Ce café, c’est Le Nant, rue du Ruisseau. Je prononce le « t » final, comme pour Nantes, alors qu’il ne faut pas. Je ne sais pas d’où vient ce nom (à moins que ce ne soit lié à la ville de l’Aveyron ainsi appellée) ? Ce Nant avait été qualifié de « bar le plus Star Trek » du quartier par un internaute, et cela m’avait fait rire. Sa façade est indescriptible. La saleté du calicot est telle qu’on ne sait même plus en dire la couleur exacte. Une planche de bois a remplacé une des vitres. Une année, un père Noël a été dessiné, ainsi que quelques sapins et étoiles. Ils n’ont jamais été effacés. Avec le Nant, c’est un peu les fêtes de fin d’année tous les jours. A un moment donné, il y a eu aussi un « Bonne année 2008 » peint sur la vitrine. Il est bien entendu resté là toute l’année. En 2009, le « 8 » a été gratté, pour faire un « 9 », tant bien que mal.

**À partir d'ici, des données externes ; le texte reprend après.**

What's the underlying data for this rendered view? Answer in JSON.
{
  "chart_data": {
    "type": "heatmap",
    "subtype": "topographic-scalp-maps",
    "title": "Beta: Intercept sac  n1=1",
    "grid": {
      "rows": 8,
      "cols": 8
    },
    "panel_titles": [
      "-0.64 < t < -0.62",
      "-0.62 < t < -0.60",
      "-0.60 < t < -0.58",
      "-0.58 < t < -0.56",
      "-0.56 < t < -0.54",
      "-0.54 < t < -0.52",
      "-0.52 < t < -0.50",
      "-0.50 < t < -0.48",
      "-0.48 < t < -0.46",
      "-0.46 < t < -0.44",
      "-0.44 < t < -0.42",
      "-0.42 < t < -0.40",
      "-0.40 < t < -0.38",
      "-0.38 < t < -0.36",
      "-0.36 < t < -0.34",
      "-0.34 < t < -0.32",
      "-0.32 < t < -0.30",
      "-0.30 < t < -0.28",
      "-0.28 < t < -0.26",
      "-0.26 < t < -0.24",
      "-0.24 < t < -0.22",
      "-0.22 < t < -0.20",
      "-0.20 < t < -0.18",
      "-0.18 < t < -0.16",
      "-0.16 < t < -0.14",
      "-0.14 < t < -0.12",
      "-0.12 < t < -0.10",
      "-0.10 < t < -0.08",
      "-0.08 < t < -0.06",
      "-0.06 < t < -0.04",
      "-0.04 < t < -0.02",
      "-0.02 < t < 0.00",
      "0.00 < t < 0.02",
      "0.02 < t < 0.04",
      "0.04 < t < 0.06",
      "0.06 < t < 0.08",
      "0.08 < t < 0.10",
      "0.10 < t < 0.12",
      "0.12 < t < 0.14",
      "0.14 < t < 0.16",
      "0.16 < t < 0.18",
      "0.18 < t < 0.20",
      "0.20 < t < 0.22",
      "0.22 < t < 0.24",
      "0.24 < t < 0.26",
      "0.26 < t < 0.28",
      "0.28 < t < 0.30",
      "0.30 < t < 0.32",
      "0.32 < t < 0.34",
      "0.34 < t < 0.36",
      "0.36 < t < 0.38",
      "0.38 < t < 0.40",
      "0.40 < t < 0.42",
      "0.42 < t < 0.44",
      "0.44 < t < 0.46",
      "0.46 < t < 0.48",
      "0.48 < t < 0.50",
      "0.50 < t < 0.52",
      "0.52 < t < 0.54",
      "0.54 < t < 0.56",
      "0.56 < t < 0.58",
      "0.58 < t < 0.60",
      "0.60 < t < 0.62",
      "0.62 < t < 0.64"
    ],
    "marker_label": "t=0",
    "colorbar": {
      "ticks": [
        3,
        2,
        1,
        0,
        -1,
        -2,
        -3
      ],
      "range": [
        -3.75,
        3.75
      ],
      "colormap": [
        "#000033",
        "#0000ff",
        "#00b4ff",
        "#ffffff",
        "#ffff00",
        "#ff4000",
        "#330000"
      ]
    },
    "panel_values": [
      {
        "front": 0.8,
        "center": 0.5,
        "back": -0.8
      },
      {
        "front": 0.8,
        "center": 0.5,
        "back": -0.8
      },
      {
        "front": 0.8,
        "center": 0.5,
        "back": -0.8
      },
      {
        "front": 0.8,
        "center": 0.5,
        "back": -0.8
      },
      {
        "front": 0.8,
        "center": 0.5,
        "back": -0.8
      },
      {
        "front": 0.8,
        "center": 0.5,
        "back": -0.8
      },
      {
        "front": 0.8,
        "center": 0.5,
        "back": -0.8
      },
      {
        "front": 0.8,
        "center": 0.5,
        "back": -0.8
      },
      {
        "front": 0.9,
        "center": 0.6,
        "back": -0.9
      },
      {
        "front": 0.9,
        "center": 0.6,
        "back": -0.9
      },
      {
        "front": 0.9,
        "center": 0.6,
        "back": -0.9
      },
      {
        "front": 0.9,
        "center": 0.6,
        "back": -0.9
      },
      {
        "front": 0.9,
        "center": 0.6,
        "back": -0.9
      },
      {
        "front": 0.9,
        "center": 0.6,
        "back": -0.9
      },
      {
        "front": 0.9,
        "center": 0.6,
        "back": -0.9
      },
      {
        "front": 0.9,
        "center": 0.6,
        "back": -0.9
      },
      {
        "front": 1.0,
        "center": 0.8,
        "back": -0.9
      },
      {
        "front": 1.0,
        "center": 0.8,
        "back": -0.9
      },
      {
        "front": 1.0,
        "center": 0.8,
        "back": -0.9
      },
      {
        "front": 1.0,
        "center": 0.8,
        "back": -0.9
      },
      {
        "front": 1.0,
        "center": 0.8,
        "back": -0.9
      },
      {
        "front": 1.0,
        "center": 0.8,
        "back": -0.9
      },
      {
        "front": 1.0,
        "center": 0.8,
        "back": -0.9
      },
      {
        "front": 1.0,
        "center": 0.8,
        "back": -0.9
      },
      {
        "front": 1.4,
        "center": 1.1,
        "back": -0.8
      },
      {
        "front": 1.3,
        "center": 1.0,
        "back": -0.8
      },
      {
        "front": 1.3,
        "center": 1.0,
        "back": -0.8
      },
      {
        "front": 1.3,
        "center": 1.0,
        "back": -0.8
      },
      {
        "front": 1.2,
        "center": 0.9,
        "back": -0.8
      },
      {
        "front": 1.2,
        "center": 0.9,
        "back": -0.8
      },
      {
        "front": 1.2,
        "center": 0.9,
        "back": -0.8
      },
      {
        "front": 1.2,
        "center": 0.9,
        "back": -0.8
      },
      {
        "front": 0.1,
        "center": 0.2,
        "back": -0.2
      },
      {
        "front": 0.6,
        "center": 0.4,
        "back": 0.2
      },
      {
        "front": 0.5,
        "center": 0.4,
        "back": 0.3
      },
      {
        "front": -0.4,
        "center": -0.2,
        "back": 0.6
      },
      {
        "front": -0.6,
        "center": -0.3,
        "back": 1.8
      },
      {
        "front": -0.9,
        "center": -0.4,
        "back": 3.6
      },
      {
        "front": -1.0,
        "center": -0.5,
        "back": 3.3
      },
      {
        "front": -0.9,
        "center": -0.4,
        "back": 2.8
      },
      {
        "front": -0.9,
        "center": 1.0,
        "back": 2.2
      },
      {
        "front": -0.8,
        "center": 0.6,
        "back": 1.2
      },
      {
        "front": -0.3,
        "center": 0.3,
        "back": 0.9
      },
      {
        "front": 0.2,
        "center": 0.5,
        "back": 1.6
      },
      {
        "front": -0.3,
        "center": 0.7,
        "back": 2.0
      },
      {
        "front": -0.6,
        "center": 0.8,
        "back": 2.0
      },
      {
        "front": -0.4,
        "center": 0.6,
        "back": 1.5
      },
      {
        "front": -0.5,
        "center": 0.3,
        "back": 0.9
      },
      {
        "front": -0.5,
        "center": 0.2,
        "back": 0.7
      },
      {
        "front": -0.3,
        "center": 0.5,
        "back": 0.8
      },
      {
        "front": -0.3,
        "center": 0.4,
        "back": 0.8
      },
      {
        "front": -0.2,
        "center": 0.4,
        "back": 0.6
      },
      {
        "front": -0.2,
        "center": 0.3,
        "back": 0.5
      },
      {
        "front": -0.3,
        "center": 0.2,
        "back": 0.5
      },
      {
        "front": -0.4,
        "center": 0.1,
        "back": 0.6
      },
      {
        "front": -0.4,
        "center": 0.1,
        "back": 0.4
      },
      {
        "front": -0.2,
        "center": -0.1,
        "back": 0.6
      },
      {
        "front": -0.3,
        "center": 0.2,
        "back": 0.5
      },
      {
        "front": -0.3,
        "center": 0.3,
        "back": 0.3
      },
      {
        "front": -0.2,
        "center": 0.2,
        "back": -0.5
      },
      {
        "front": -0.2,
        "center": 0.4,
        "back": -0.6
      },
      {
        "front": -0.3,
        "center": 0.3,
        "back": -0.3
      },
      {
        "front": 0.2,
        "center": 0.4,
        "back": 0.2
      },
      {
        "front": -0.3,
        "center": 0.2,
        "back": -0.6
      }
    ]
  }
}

Même s’il est ouvert à tous, le lieu appartient en pratique à ses habitués. On y aperçoit les mêmes bouilles, pas toujours très fraîches. A l’intérieur, c’est sombre et encombré, comme un débarras. Il y a des alcôves en bois, qui rendent le lieu exigu. Elles ne semblent plus guère plus utilisées, car les fidèles sont surtout rivés au zinc. Parfois, certains s’en décollent et vont s’asseoir en terrasse. Enfin, la terrasse… Quelques tabourets, une chaise, une table apparaissent selon le temps qu’il fait. Je ne sais pas si les gens peuvent y manger, mais je doute fort qu’on y concocte des brunchs à 19 euros. Le demi de bière doit sans doute être le moins cher du quartier. A moins que ce ne soit aux « Gais Lurons » – autre bistrot suranné qui porte bien mal son nom – à deux pas de là ?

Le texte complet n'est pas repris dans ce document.